MongoDB, Elastic Search, Setup
I've been working on another project recently and have decided to stray away from typical relational databases (IE SQL), and get involved in the NoSQL revolution.... Primarily because I was sold the idea by a colleague!
This naturally brought up the question of searching, and I found myself looking at solutions such as Lucene, but finally landed on ElasticSearch (which, is based on Lucene).
Getting this to work however with the latest version of MongoDb (2.4.6), proved to be some what of a challenge. Therefore I've wrote this guide for anyone else suffering! We will be installing and configuring the following on Ubuntu Server 12.04 LTS:
- ElasticSearch 0.90.5
- Plugin: MapperAttachments 0.90.5
- Plugin: MongoDb River 1.7.1 (currently the master unreleased branch)
Prerequisites
This guide is not going to show you how to set up MongoDb. You're on your own for that one, it's rather easy though.
Note: As I discovered, the version of the components you use is extremely important. Therefore please stick to the verions I use in order to get it working correctly.
Configuration of MongoDB
ElasticSearch is kept up to date with MongoDb through a "river". In order for this to work you need to configure a ReplicaSet, even if you're using a standalone instance. To do this, follow the instructions at: http://docs.mongodb.org/manual/tutorial/convert-standalone-to-replica-set/
Installation of Elasticsearch
The following script will download and install ElasticSearch, and the required plugins. It will also install ElasticSearch-Head, which is the best GUI interface I've found to date.

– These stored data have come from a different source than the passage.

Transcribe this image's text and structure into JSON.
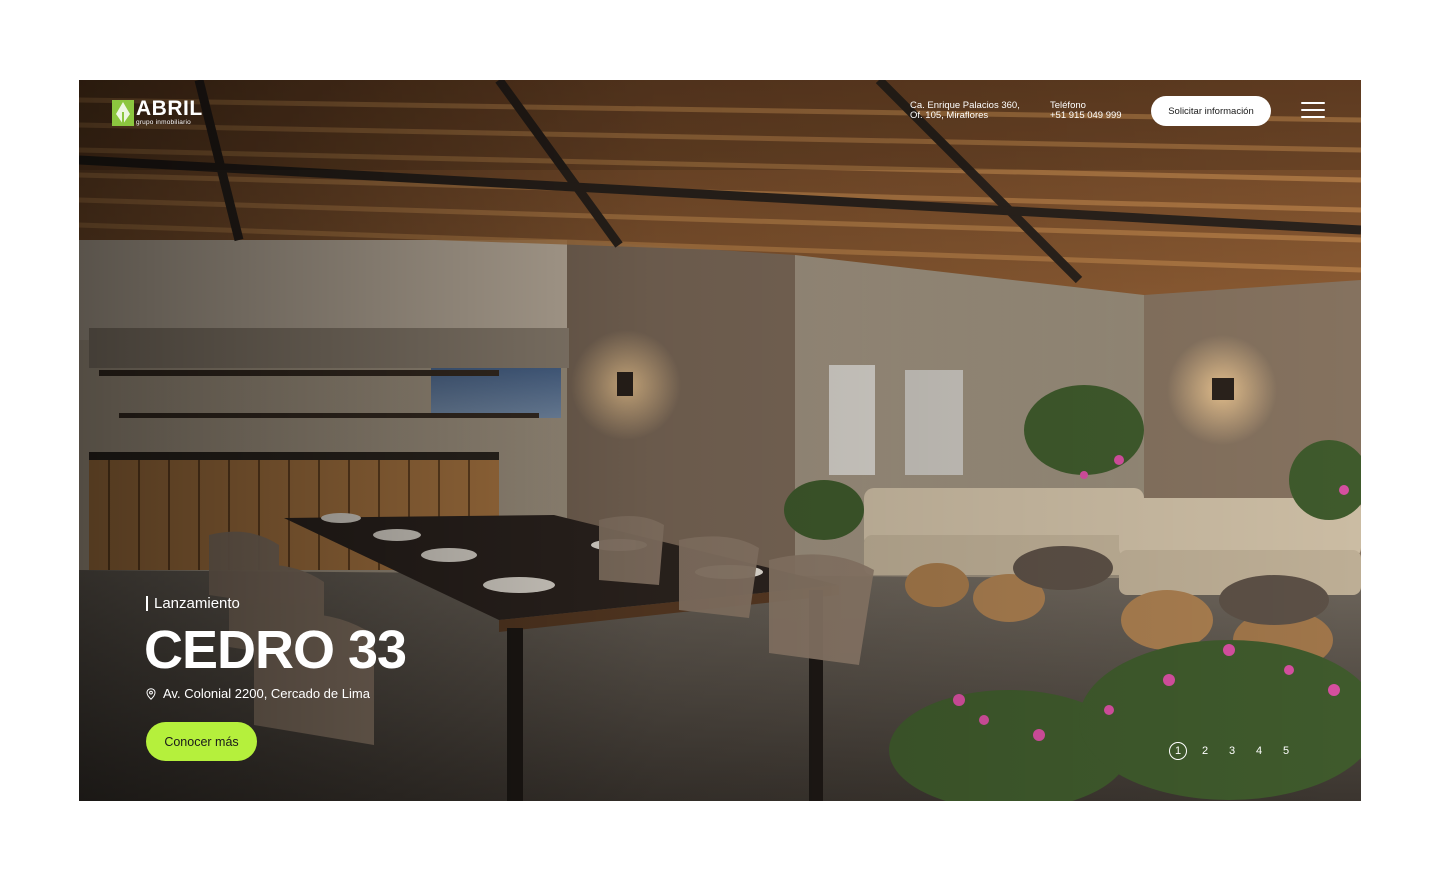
{
  "header": {
    "logo_word": "ABRIL",
    "logo_tagline": "grupo inmobiliario",
    "address_line1": "Ca. Enrique Palacios 360,",
    "address_line2": "Of. 105, Miraflores",
    "phone_label": "Teléfono",
    "phone_number": "+51 915 049 999",
    "cta_label": "Solicitar información",
    "menu_icon": "hamburger-menu-icon"
  },
  "hero": {
    "tag": "Lanzamiento",
    "title": "CEDRO 33",
    "address": "Av. Colonial 2200, Cercado de Lima",
    "location_icon": "location-pin-icon",
    "cta_label": "Conocer más",
    "image_subject": "rooftop lounge with pergola, dining table and sofas"
  },
  "pagination": {
    "pages": [
      "1",
      "2",
      "3",
      "4",
      "5"
    ],
    "active": 1
  },
  "colors": {
    "accent": "#b5f03c",
    "brand_green": "#8cc63f",
    "text_light": "#ffffff"
  }
}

wget https://download.elasticsearch.org/elasticsearch/elasticsearch/elasticsearch-0.90.5.deb
dpkg -i elasticsearch-0.90.5.deb
sudo /usr/share/elasticsearch/bin/plugin -install elasticsearch/elasticsearch-mapper-attachments/1.9.0
sudo /usr/share/elasticsearch/bin/plugin --url "http://jambr.blob.core.windows.net/articledownloads/elasticsearch-river-mongodb-1.7.1-SNAPSHOT.zip" --install elasticsearch-river-mongod
sudo /usr/share/elasticsearch/bin/plugin -install mobz/elasticsearch-head
sudo service elasticsearch restart
Once this is done, you should be able to access the GUI at the following URL, there will be a default index called "_river": http://localhost:9200/_plugin/head/
We don't need this index, so remove it with the following command:
curl -XDELETE localhost:9200/_river
Setting up a River
The next thing we need to do is create our "River" and Index. This script is a simple example of how to do this:
curl -XPUT "localhost:9200/_river/artist/_meta" -d'
{
"type": "mongodb",
"mongodb": {
"db": "DatabaseManager",
"collection": "CollectionName"
},
"index": {
"name": "NameForYourIndex",
"type": "NameForYourObjectType"
}
}'
You should get a response like this:
{"ok":true,"_index":"_river","_type":"NameForYourObjectType","_id":"_meta","_version":1}
Done
That should be it, if you go to the Head GUI I linked further up the post, you should see your index populated away. Test it with a query on the "Any Query" page, try:
{"query":{"match":{"_all":{"query":"YourQuery","operator":"or"}}}}